If you want almost no risk of hitting paywalls on core stuff, I would start with ClickUp, set up one simple space, keep statuses simple, and ban fancy features for the first month. Once the team is stable, add views and automations slowly.
If your budget is zero and your team is small + remote, the “best” free tool is honestly the one that stays simple for 6+ months instead of impressing you for 2 weeks and then turning into chaos.
@kakeru’s shortlist (ClickUp / Notion / Trello) is solid. I’d actually push a bit differently:
1. For pure task + deadline sanity: Asana Free
People sleep on Asana’s free plan, but for small teams it’s pretty solid:
- Up to 10–15 ppl is usually fine before it feels cramped
- Unlimited tasks, projects, messages
- List, board, calendar view
- Assignees, due dates, subtasks, basic dependencies via “waiting on” comments
Why it might fit you better than ClickUp:
- Cleaner UI, less “feature soup”
- Easier for non-techy teammates to grok in 10 minutes
- Good at keeping multiple projects visible without juggling a jungle of workspaces
How to keep it simple:
- One “Team” with 3–5 projects max (Client A, Client B, Internal, Admin)
- Each project:
- Sections: Inbox, This Week, In Progress, Blocked, Done
- Use due dates on everything that actually matters
- One rule: “If it’s not in Asana, it doesn’t exist”

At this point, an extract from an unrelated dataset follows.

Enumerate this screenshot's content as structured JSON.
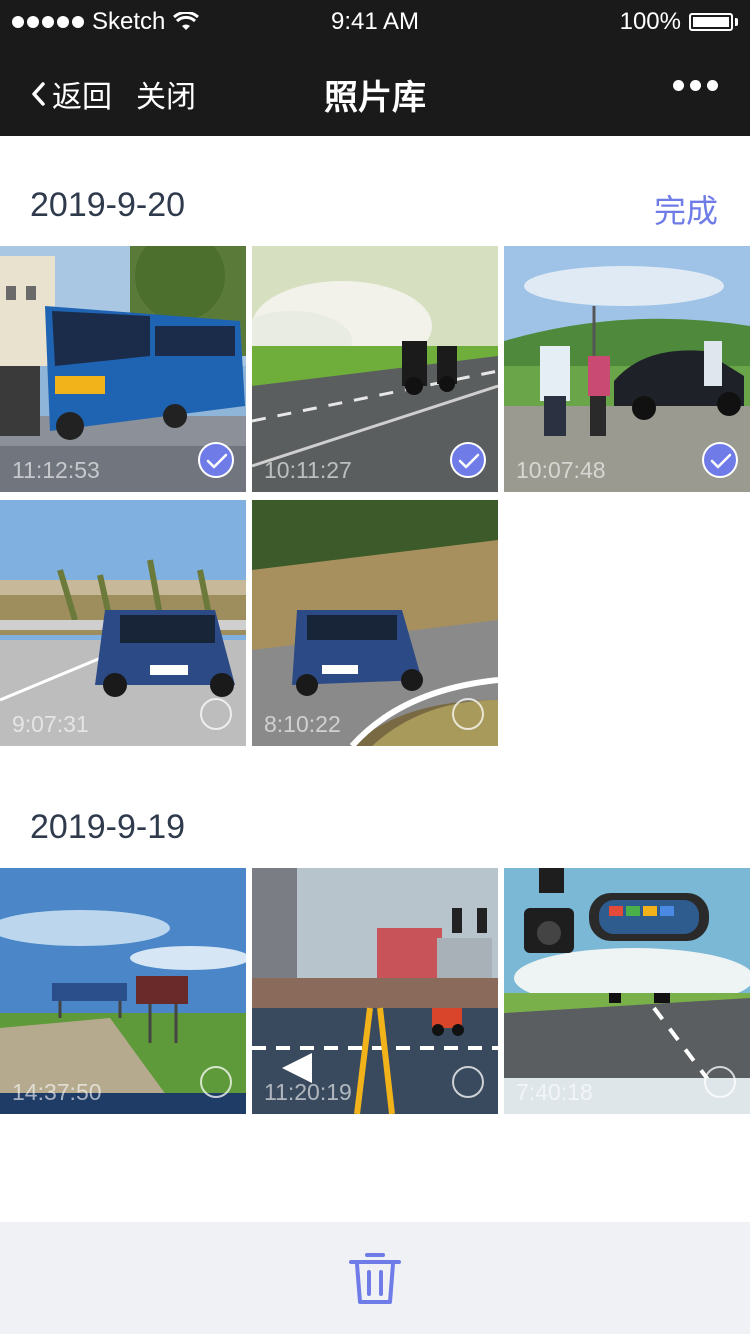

2. If you actually live in chat all day: Slack + a simple board
Since you mentioned confusion as soon as projects scale, sometimes the meta-problem is “we have 5 tools and no one opens any of them.”
Minimal setup that works stupidly well for small remote teams:
- Use Slack (free) as the communication hub
- Pin one shared board from:
- Trello, OR
- Asana project, OR
- ClickUp list
- One channel per “project” and one channel
#taskswhere someone posts a link to every new task created
This avoids the “We created 12 boards and nobody updates any of them” syndrome. Central brain is chat, single board is the task spine.

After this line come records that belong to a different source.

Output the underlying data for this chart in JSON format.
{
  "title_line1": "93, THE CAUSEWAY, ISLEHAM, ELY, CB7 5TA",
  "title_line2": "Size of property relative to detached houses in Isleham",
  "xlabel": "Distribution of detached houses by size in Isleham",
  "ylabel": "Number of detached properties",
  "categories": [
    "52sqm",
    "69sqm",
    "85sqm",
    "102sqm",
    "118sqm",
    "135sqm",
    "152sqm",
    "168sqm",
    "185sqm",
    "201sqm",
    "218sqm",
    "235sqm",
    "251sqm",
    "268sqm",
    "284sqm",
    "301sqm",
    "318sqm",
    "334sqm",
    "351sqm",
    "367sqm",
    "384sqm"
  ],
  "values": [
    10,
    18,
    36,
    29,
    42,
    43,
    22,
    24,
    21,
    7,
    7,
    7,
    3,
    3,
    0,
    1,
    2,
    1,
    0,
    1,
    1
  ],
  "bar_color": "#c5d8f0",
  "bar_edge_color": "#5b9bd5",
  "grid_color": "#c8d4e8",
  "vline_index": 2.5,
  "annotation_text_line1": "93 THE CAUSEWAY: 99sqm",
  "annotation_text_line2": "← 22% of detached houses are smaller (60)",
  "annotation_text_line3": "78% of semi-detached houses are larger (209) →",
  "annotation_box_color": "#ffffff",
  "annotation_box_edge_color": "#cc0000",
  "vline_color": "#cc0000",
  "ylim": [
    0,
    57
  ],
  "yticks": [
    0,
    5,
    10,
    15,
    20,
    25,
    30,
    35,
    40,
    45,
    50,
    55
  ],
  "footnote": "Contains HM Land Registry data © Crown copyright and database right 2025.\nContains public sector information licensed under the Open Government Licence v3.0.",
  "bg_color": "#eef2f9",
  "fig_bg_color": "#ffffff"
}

3. If you’re okay being a bit “meh” about tools but want zero paywall pain: self‑hosted
You did say budget is basically zero, not literally zero. If you’ve got any cheap server or even a spare machine running:
- Wekan (open source Trello-ish)
- Focalboard / Mattermost Boards
- OpenProject (heavier, more “PM manager” vibe)
Tradeoff: fewer sexy features, more long-term freedom, no “oh cool, we hit the free limit right at crunch time.” This is where I mildly disagree with @kakeru: instead of trying to squeeze a powerhouse like ClickUp into a free box and fighting its UI, you can just run something simpler that never locks stuff behind a paywall.
4. How to avoid the confusion you already hit (tool-agnostic)
The real trick is governance, not app features:
- One hierarchy rule:
- Projects are “buckets of work with a deadline”
- Tasks are “one person’s clear next step”
- One owner per project. No project with 0 or 2+ owners.
- Weekly 20–30 min “systems cleanup”:
- Close or archive all Done tasks
- Kill or merge duplicates
- Push any “someday” junk to a parking lot list
Honestly, for your case I’d do this:
- If your team is not tool-nerdy: Asana Free
- If you’re very docs-heavy & like building stuff: Notion Free, but be ruthless about keeping one main tasks database
- If you want fine-grain control and can tolerate clutter and onboarding: ClickUp, like @kakeru suggested, but lock down who can create spaces/folders for the first 2 months
Whatever you pick, the “one source of truth” rule matters more than the logo at the top of the screen.